Everyone’s gotta start somewhere and for writer Lynn Ahrens and composer Stephen Flaherty, their musical theatre career began with their 1988 show Lucky Stiff. They’d go on to win Tony Awards for shows like Ragtime but this work definitely has the feel of a writing team still finding their feet. An adaptation of the Michael Butterworth novel The Man Who Broke the Bank at Monte Carlo, this musical farce makes bold claims from its opening number ‘Something Funny’s Going On’ but sometimes you’re left wondering if its funny-haha or just funny-odd.

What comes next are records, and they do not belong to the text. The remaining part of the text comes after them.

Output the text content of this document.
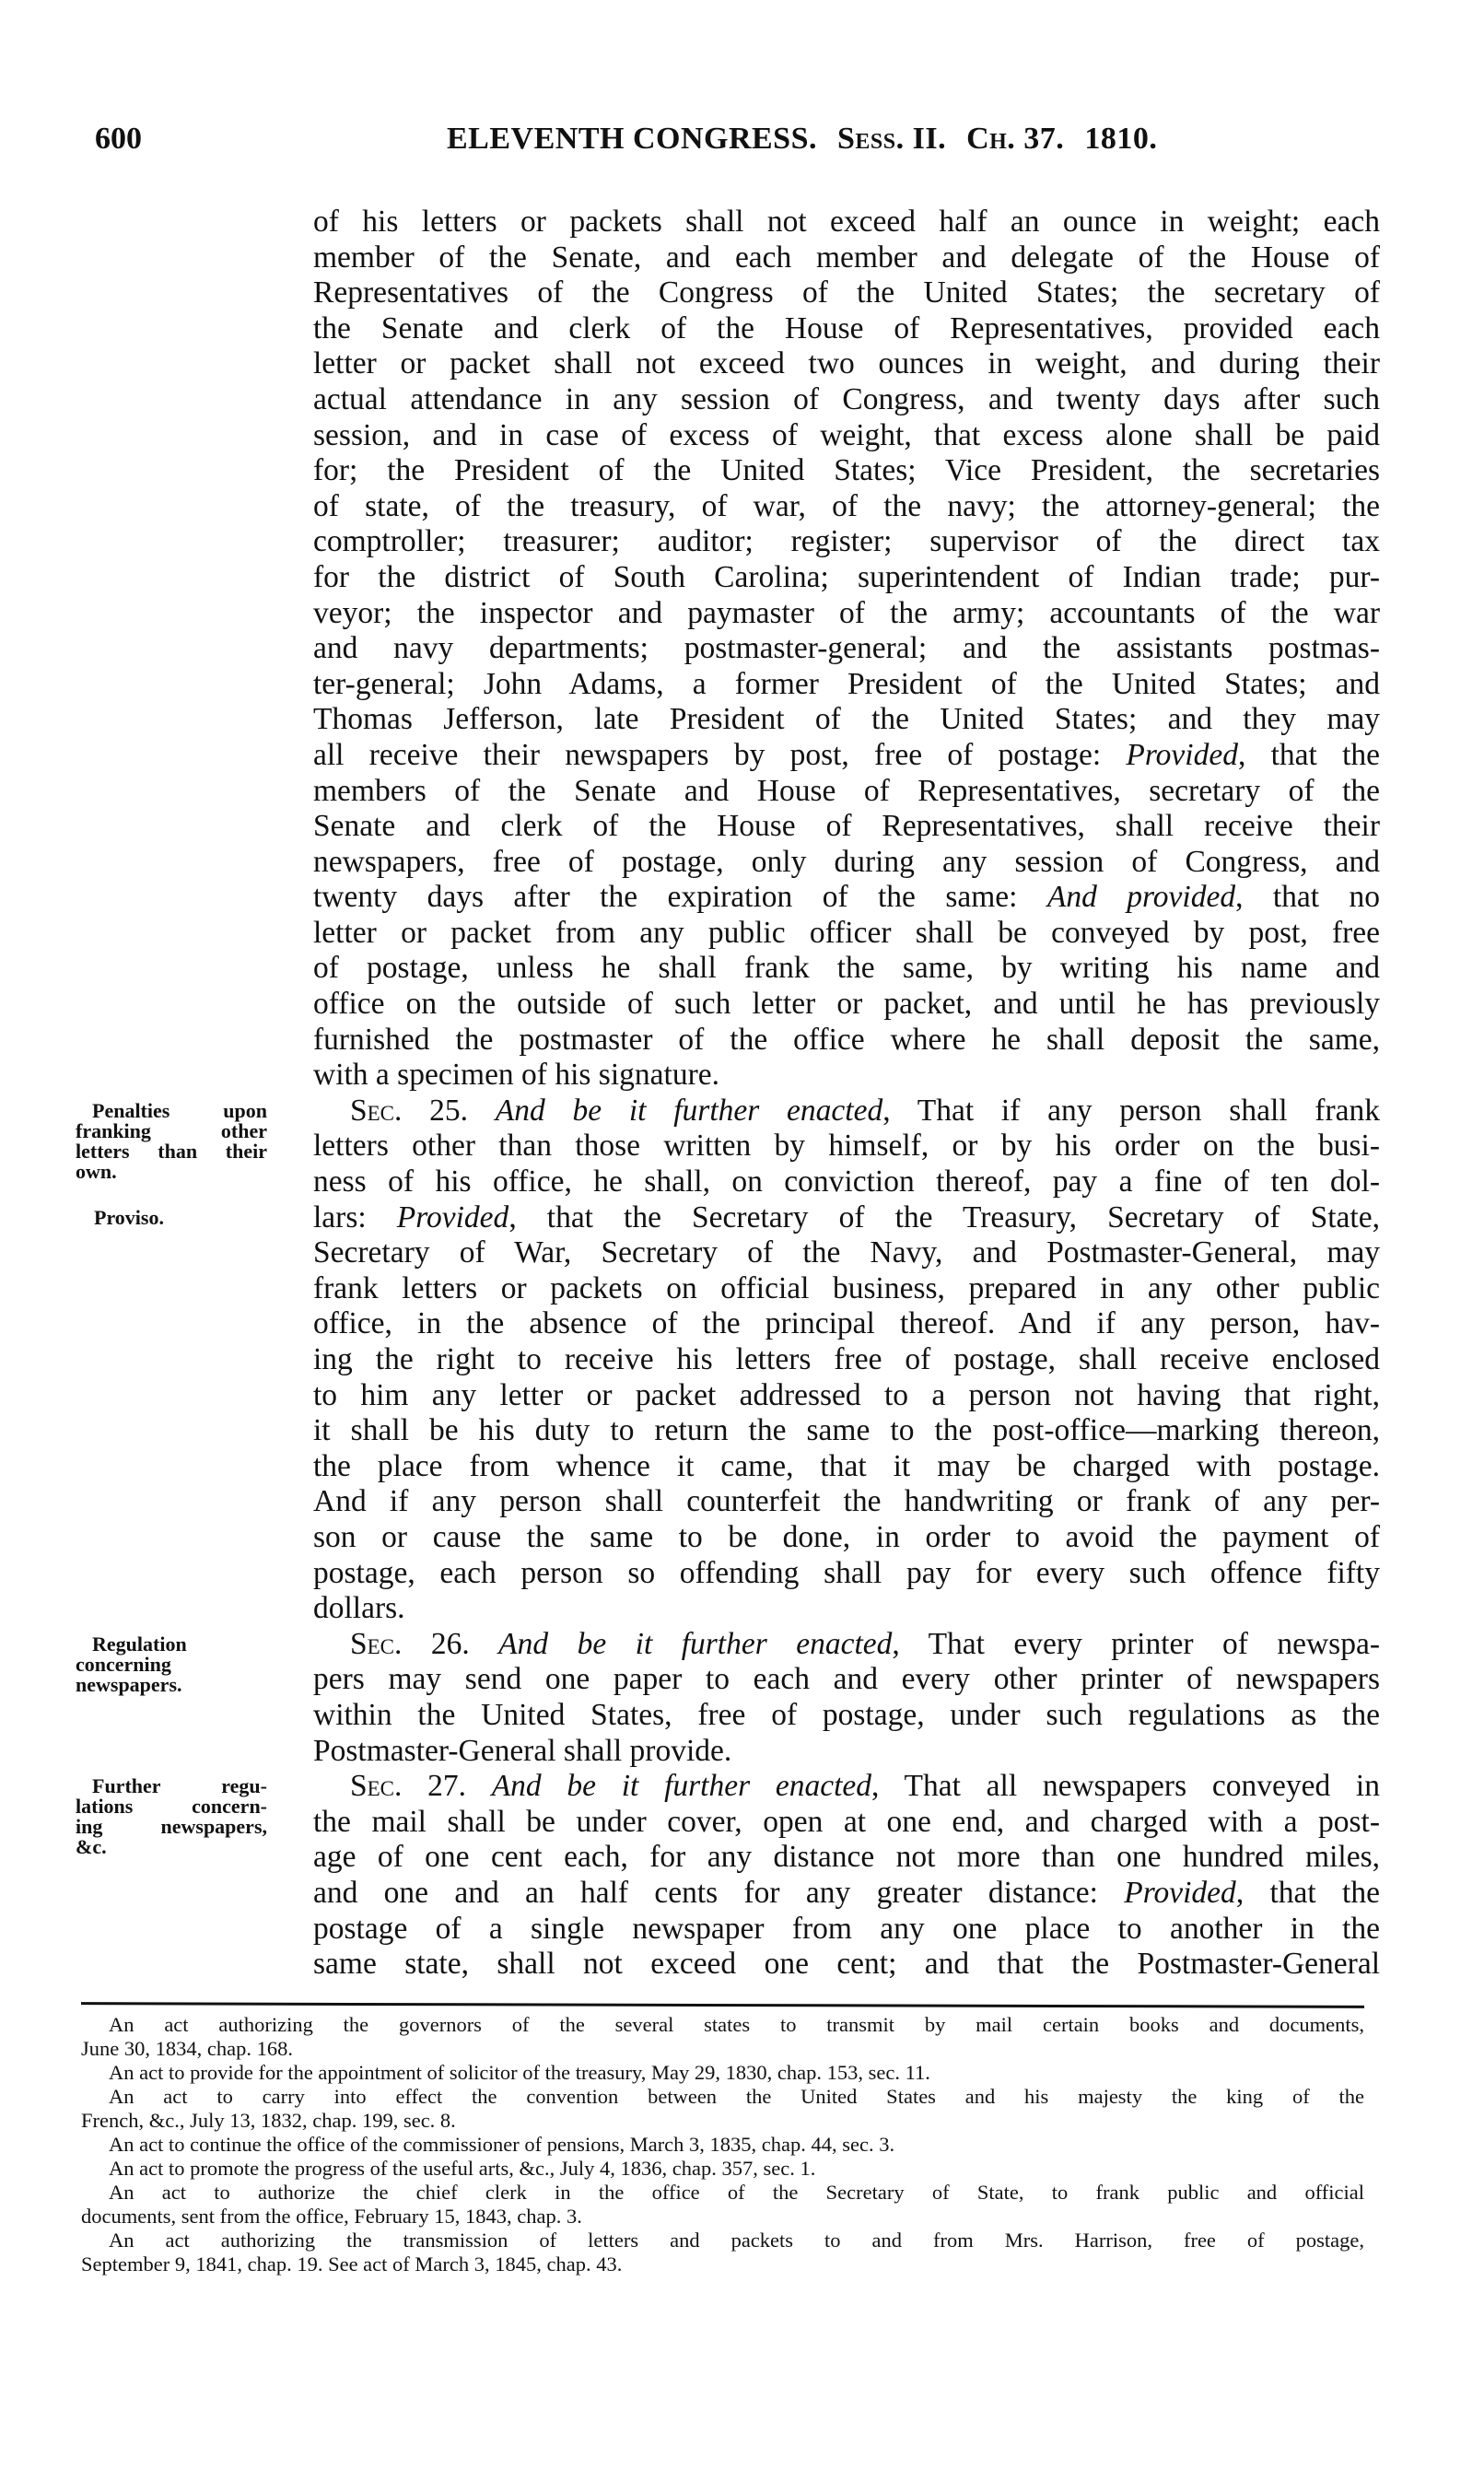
600	ELEVENTH CONGRESS. Sess. II. Ch. 37. 1810.
of his letters or packets shall not exceed half an ounce in weight; each
member of the Senate, and each member and delegate of the House of
Representatives of the Congress of the United States; the secretary of
the Senate and clerk of the House of Representatives, provided each
letter or packet shall not exceed two ounces in weight, and during their
actual attendance in any session of Congress, and twenty days after such
session, and in case of excess of weight, that excess alone shall be paid
for; the President of the United States; Vice President, the secretaries
of state, of the treasury, of war, of the navy; the attorney-general; the
comptroller; treasurer; auditor; register; supervisor of the direct tax
for the district of South Carolina; superintendent of Indian trade; pur-
veyor; the inspector and paymaster of the army; accountants of the war
and navy departments; postmaster-general; and the assistants postmas-
ter-general; John Adams, a former President of the United States; and
Thomas Jefferson, late President of the United States; and they may
all receive their newspapers by post, free of postage: Provided, that the
members of the Senate and House of Representatives, secretary of the
Senate and clerk of the House of Representatives, shall receive their
newspapers, free of postage, only during any session of Congress, and
twenty days after the expiration of the same: And provided, that no
letter or packet from any public officer shall be conveyed by post, free
of postage, unless he shall frank the same, by writing his name and
office on the outside of such letter or packet, and until he has previously
furnished the postmaster of the office where he shall deposit the same,
with a specimen of his signature.
Sec. 25. And be it further enacted, That if any person shall frank
letters other than those written by himself, or by his order on the busi-
ness of his office, he shall, on conviction thereof, pay a fine of ten dol-
lars: Provided, that the Secretary of the Treasury, Secretary of State,
Secretary of War, Secretary of the Navy, and Postmaster-General, may
frank letters or packets on official business, prepared in any other public
office, in the absence of the principal thereof. And if any person, hav-
ing the right to receive his letters free of postage, shall receive enclosed
to him any letter or packet addressed to a person not having that right,
it shall be his duty to return the same to the post-office—marking thereon,
the place from whence it came, that it may be charged with postage.
And if any person shall counterfeit the handwriting or frank of any per-
son or cause the same to be done, in order to avoid the payment of
postage, each person so offending shall pay for every such offence fifty
dollars.
Sec. 26. And be it further enacted, That every printer of newspa-
pers may send one paper to each and every other printer of newspapers
within the United States, free of postage, under such regulations as the
Postmaster-General shall provide.
Sec. 27. And be it further enacted, That all newspapers conveyed in
the mail shall be under cover, open at one end, and charged with a post-
age of one cent each, for any distance not more than one hundred miles,
and one and an half cents for any greater distance: Provided, that the
postage of a single newspaper from any one place to another in the
same state, shall not exceed one cent; and that the Postmaster-General
Penalties upon
franking other
letters than their
own.
Proviso.
Regulation
concerning
newspapers.
Further regu-
lations concern-
ing newspapers,
&c.
An act authorizing the governors of the several states to transmit by mail certain books and documents,
June 30, 1834, chap. 168.
An act to provide for the appointment of solicitor of the treasury, May 29, 1830, chap. 153, sec. 11.
An act to carry into effect the convention between the United States and his majesty the king of the
French, &c., July 13, 1832, chap. 199, sec. 8.
An act to continue the office of the commissioner of pensions, March 3, 1835, chap. 44, sec. 3.
An act to promote the progress of the useful arts, &c., July 4, 1836, chap. 357, sec. 1.
An act to authorize the chief clerk in the office of the Secretary of State, to frank public and official
documents, sent from the office, February 15, 1843, chap. 3.
An act authorizing the transmission of letters and packets to and from Mrs. Harrison, free of postage,
September 9, 1841, chap. 19. See act of March 3, 1845, chap. 43.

It’s an unevenness that is underlined by MKEC Productions’ approach here at the Drayton Arms, director Marc Kelly reaching ambitiously to give us all the conventions of a farce, as it plays out here in a Monte Carlo hotel but on limited means, failing to conjure much luxury or laughter. Without the knowing wink to acknowledge the naffness, in a manner like Acorn Antiques say, the attention can’t help but be drawn to unwieldy yet wobbly door frames and barely disguised camp beds, which is a shame as this enthusiastic company deserve better.
An appealing Matthew Whitby plays the hapless East Grinstead shoe salesman Harry Witherspoon whose life is disrupted by a bequest from a hitherto unknown uncle, a promise of $6 million if his final request is met, which happens to be taking his dead body on a trip of a lifetime to the French Riviera. Brooklynite Annabel Glick, a beautifully voiced Michelle Crook, and Atlantic City gangster’s moll Rita La Porta, a striking Elizabeth Chadwick, also have designs on the money though and so all end up chasing the corpse in the chair in hope of the cash.
Throw in a multitude of vivid supporting characters (James Douglas-Brennan and Ross McNeill standing out for me) and there’s actually the makings of a decently constructed farce, which flows well when the show allows it to. The competent score doesn’t always support this energy though, Kieran Stallard’s musical direction doing a good job regardless, and the pace is further sapped by long scene changes which provide too little result. If Lucky Stiff isn’t the strongest show in the world, this production still showcases some emerging talent you’d do well to keep an eye on.